Unten steuerte ich direkt auf die Küche zu. Ich sah im Vorbeigehen, dass Matti mit einer rothaarigen auf dem Schoß auf dem Sofa saß und sie beinahe verschlang. Diskret. Aber dazu neigte mein Mitbewohner! 

Rouven bemerkte mich, bevor ich das Glas mit Whiskey gefüllt hatte.
„Linus!", rief er und erhob die Hand. Er nuschelte und das hörte ich, obwohl er nichts außer meinem Namen sagte. Und damit kamen auch mein Bruder und Julian in die Küche. Liam war heute Abend nicht da gewesen, er hatte sich mit einem unserer Schulfreunde getroffen, um was trinken zu gehen. Das war schon so lange geplant gewesen, dass er es nicht für eine der häufigen Partys hier zuhause hatte absagen wollen. 

„Ich habe gehört, du hast jemand neuen kennengelernt und deine Freundin sauer gemacht?", höhnte mein Bruder. Es war ein Segen und ein Fluch zu gleich. Ich liebte diesen Mann. Es war auch schwer ihn nicht zu mögen, schließlich war er mein ganzes Leben lang da gewesen. Es hatte uns immer nur zu zweit gegeben. Wir waren nie Liam oder Linus. Wir waren immer Liam und Linus. Im Kindergarten, in der Grundschule, auf dem Weg zum Abi und auch jetzt noch in dieser WG. Ich konnte mir nicht vorstellen, ohne ihn zu sein, denn er war ein Teil von mir. Und so oft, wie man mich schon Liam genannt hatte, hatte ich manchmal das Gefühl, er zu sein. Es gab so etwas, wie eine Verbindung, die nur Zwillinge hatte. Ich spürte ihn. Ich wusste, wenn er Zuhause war und ich wusste, wenn er es nicht war. Ich wusste, wenn es ihm schlecht ging. Und gleichzeitig und trotzdem hasste ich diesen Mann manchmal bis auf den Tod. Das hatte viele verschiedene Gründe: Von der banalen Tatsache, dass er nerven konnte, bis hin dazu, wie er ab und an mit den Frauen umging, die er traf oder wenn er mich mit etwas aufzog, das mir nahe ging. Aber ersteres war sein Ding und da würde ich mich nie einmischen - ich war ja selbst kein Heiliger - und zweiteres war auch nichts, was man nicht übersehen könnte, wenn es hart auf hart käme. „Da war ich einmal nicht bei einer Party und verpasse so etwas! Mein Bruderherz stiftet Chaos!", fügte Liam kopfschüttelnd hinzu.

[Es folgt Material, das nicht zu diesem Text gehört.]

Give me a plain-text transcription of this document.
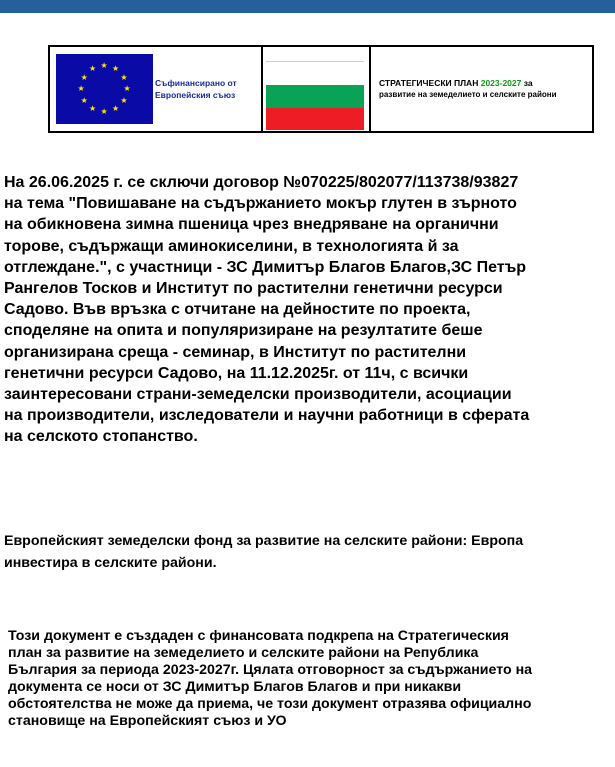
★ ★
★
★
★
★
★
★
★
★
★
★
Съфинансирано от
Европейския съюз
СТРАТЕГИЧЕСКИ ПЛАН 2023-2027 за
развитие на земеделието и селските райони
На 26.06.2025 г. се сключи договор №070225/802077/113738/93827
на тема "Повишаване на съдържанието мокър глутен в зърното
на обикновена зимна пшеница чрез внедряване на органични
торове, съдържащи аминокиселини, в технологията й за
отглеждане.", с участници - ЗС Димитър Благов Благов,ЗС Петър
Рангелов Тосков и Институт по растителни генетични ресурси
Садово. Във връзка с отчитане на дейностите по проекта,
споделяне на опита и популяризиране на резултатите беше
организирана среща - семинар, в Институт по растителни
генетични ресурси Садово, на 11.12.2025г. от 11ч, с всички
заинтересовани страни-земеделски производители, асоциации
на производители, изследователи и научни работници в сферата
на селското стопанство.
Европейският земеделски фонд за развитие на селските райони: Европа
инвестира в селските райони.
Този документ е създаден с финансовата подкрепа на Стратегическия
план за развитие на земеделието и селските райони на Република
България за периода 2023-2027г. Цялата отговорност за съдържанието на
документа се носи от ЗС Димитър Благов Благов и при никакви
обстоятелства не може да приема, че този документ отразява официално
становище на Европейският съюз и УО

„Lisa ist nicht meine Freundin!", knurrte ich. Das hatte ich gefühlt schon tausend mal gesagt. Die Neue, die ich heute mit hoch auf mein Zimmer genommen hatte, war nicht die Erste, die mich nach Lisa gefragt hatte. Mein Bruder tat das mit einem riesigen Spaß und einer noch größeren Ausdauer sehr regelmäßig. Was bedeutete, dass ich es eigentlich ignorieren sollte. Aber nicht konnte, was ein Teil dieser Ich-hasse-und-ich-liebe-ihn-Sache war.